Para mudar esta situação, alguém deve dar o primeiro passo, vencendo o medo do outro e estendendo as mãos generosamente. Por esta razão convido-vos a cultivar e nutrir sempre a confiança na escola e nos professores: sem eles, arriscam-se a permanecer sozinhos na vossa atividade educativa e a ser menos capazes de enfrentar os novos desafios educativos que vêm da cultura contemporânea, da sociedade, dos meios de comunicação em massa, das novas tecnologias. Os professores estão como vós embrenhados todos os dias no serviço educativo dos vossos filhos. Se é justo lamentar-se sobre os possíveis limites da sua ação, é nosso dever estimá-los como os aliados mais preciosos do empreendimento educativo que juntos empreendem. Permito-me contar uma anedota. Tinha eu dez anos e disse algo mau a uma professora. A professora ligou para a minha mãe.

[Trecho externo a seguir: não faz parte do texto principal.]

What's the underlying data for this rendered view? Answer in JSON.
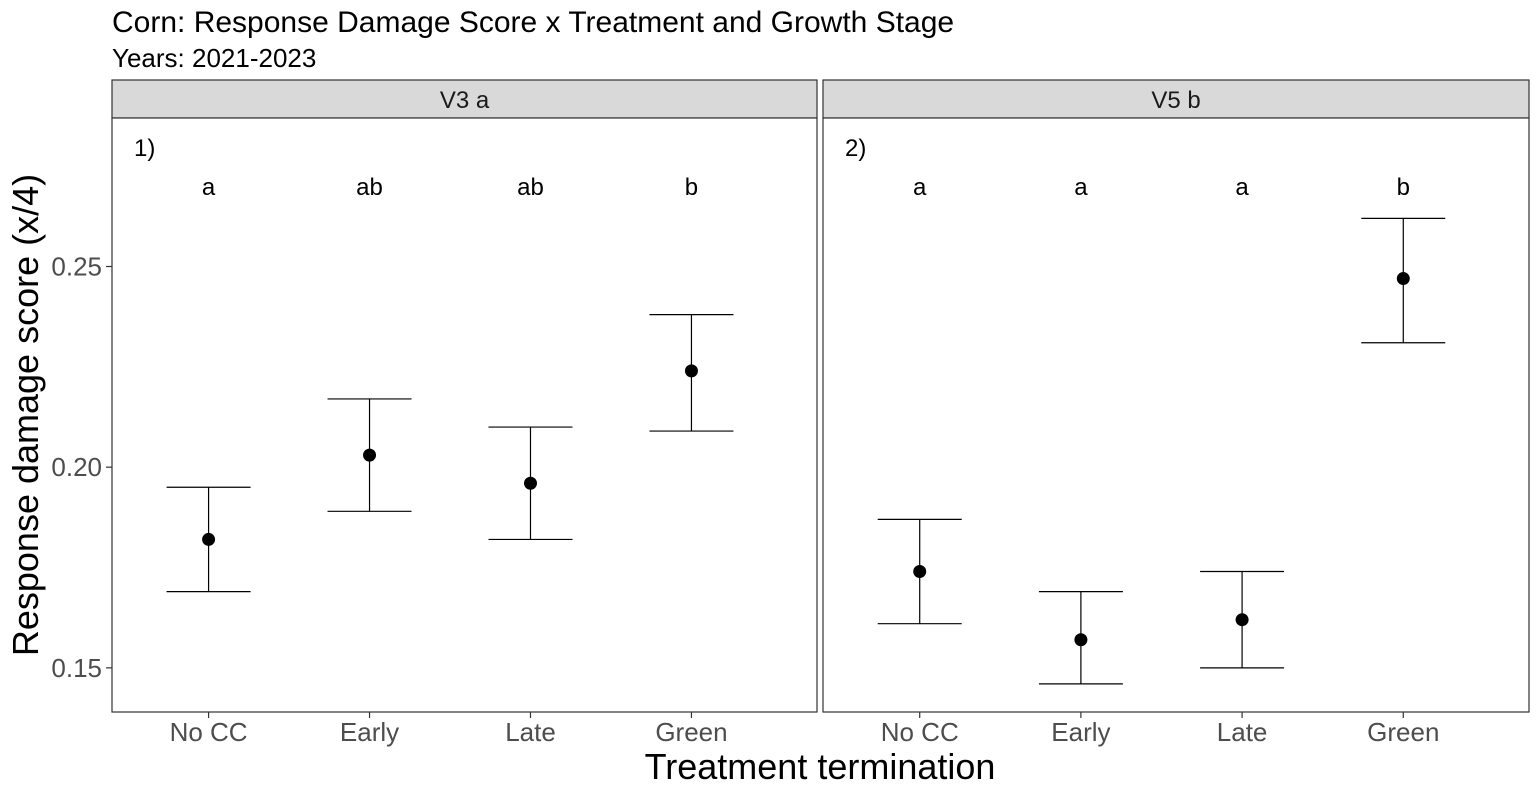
{
  "chart_data": {
    "type": "scatter",
    "title": "Corn: Response Damage Score x Treatment and Growth Stage",
    "subtitle": "Years: 2021-2023",
    "xlabel": "Treatment termination",
    "ylabel": "Response damage score (x/4)",
    "ylim": [
      0.139,
      0.287
    ],
    "yticks": [
      0.15,
      0.2,
      0.25
    ],
    "ytick_labels": [
      "0.15",
      "0.20",
      "0.25"
    ],
    "categories": [
      "No CC",
      "Early",
      "Late",
      "Green"
    ],
    "grid": false,
    "panels": [
      {
        "strip": "V3  a",
        "tag": "1)",
        "means": [
          0.182,
          0.203,
          0.196,
          0.224
        ],
        "lower": [
          0.169,
          0.189,
          0.182,
          0.209
        ],
        "upper": [
          0.195,
          0.217,
          0.21,
          0.238
        ],
        "letters": [
          "a",
          "ab",
          "ab",
          "b"
        ]
      },
      {
        "strip": "V5  b",
        "tag": "2)",
        "means": [
          0.174,
          0.157,
          0.162,
          0.247
        ],
        "lower": [
          0.161,
          0.146,
          0.15,
          0.231
        ],
        "upper": [
          0.187,
          0.169,
          0.174,
          0.262
        ],
        "letters": [
          "a",
          "a",
          "a",
          "b"
        ]
      }
    ]
  }
}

No dia seguinte, a minha mãe veio e a professora foi recebê-la; elas conversaram, fui chamado pela minha mãe que, em frente à professora, reprovou o que lhe havia dito: "Peça desculpas à professora". E eu assim o fiz. "Beije a professora", disse-me em seguida a minha mãe. E eu fiz, e depois voltei para a sala de aula, feliz, e a história acabou. Não, não acabou ... O segundo capítulo aconteceu quando cheguei em casa ... Isto é o que se chama de "colaboração" na educação de uma criança: entre a família e os professores.

A vossa presença responsável e disponível, um sinal de amor não apenas para os vossos filhos, mas para o bem de tudo que é escola, ajudará a superar muitas divisões e desentendimentos nesta área e a assegurar que as famílias sejam reconhecidas no principal papel na educação e na instrução de crianças e jovens. De facto, se vós os pais necessitais de professores, também a escola precisa de vós e não pode alcançar os seus objetivos sem construir um diálogo construtivo com aqueles que têm a responsabilidade primeira pelo crescimento dos seus alunos. Como indica a Exortação Amoris laetitia, «a escola não substitui os pais, mas é complementar a eles». Este é um princípio básico: qualquer outro colaborador no processo educativo deve agir em nome dos pais, com o seu consentimento e, em certa medida, também em seu nome» (No. 84).

A vossa experiência associativa certamente vos ensinou a confiar na ajuda mútua. Lembramos o sábio provérbio africano: «Para educar uma criança é necessária uma aldeia». Portanto, na educação escolar, a colaboração entre os vários componentes da comunidade educativa nunca deve faltar. Sem comunicação frequente e sem confiança mútua, a comunidade não é construída e sem uma comunidade não é possível educar.

Ajudar a eliminar a solidão educativa das famílias é também tarefa da Igreja, convidando-vos a sentirem-na sempre ao vosso lado na missão de educar os vossos filhos e fazer de toda a sociedade um lugar familiar, para que cada pessoa seja acolhida, acompanhada, orientada para valores verdadeiros e capaz de dar o melhor de si para o crescimento comum. Então vós tendes uma dupla força: aquela que vem de ser associação, isto é, pessoas que não se unem contra alguém, mas pelo bem de todos, e a força que vós recebeis advém do vosso vínculo com a comunidade cristã, onde buscais inspiração, confiança, apoio.

Queridos pais, as crianças são o presente mais precioso que recebeste. Saber guardá-lo com empenho e generosidade, deixando-lhes a liberdade necessária para crescer e amadurecer como pessoas que, por sua vez, poderão um dia abrir-se ao dom da vida. A atenção com que, como uma associação, vigiamos os perigos que ameaçam a vida das crianças, não o impede de olhar com confiança para o mundo, sabendo escolher e indicar aos seus filhos as melhores oportunidades para o crescimento humano, civil e cristão. Ensinar aos vossos filhos o discernimento moral, o discernimento ético: isto é bom, isto não é tão bom, e isso é mau. Que eles possam distinguir. Mas isso é aprendido em casa e aprendido na escola: juntos, ambos.

Agradeço-vos esta reunião e abençoo-vos de todo o coração, as vossas famílias e toda a associação. Garanto-vos a minha memória em oração. E vós também, por favor, não vos esqueçais de orar por mim. Obrigado!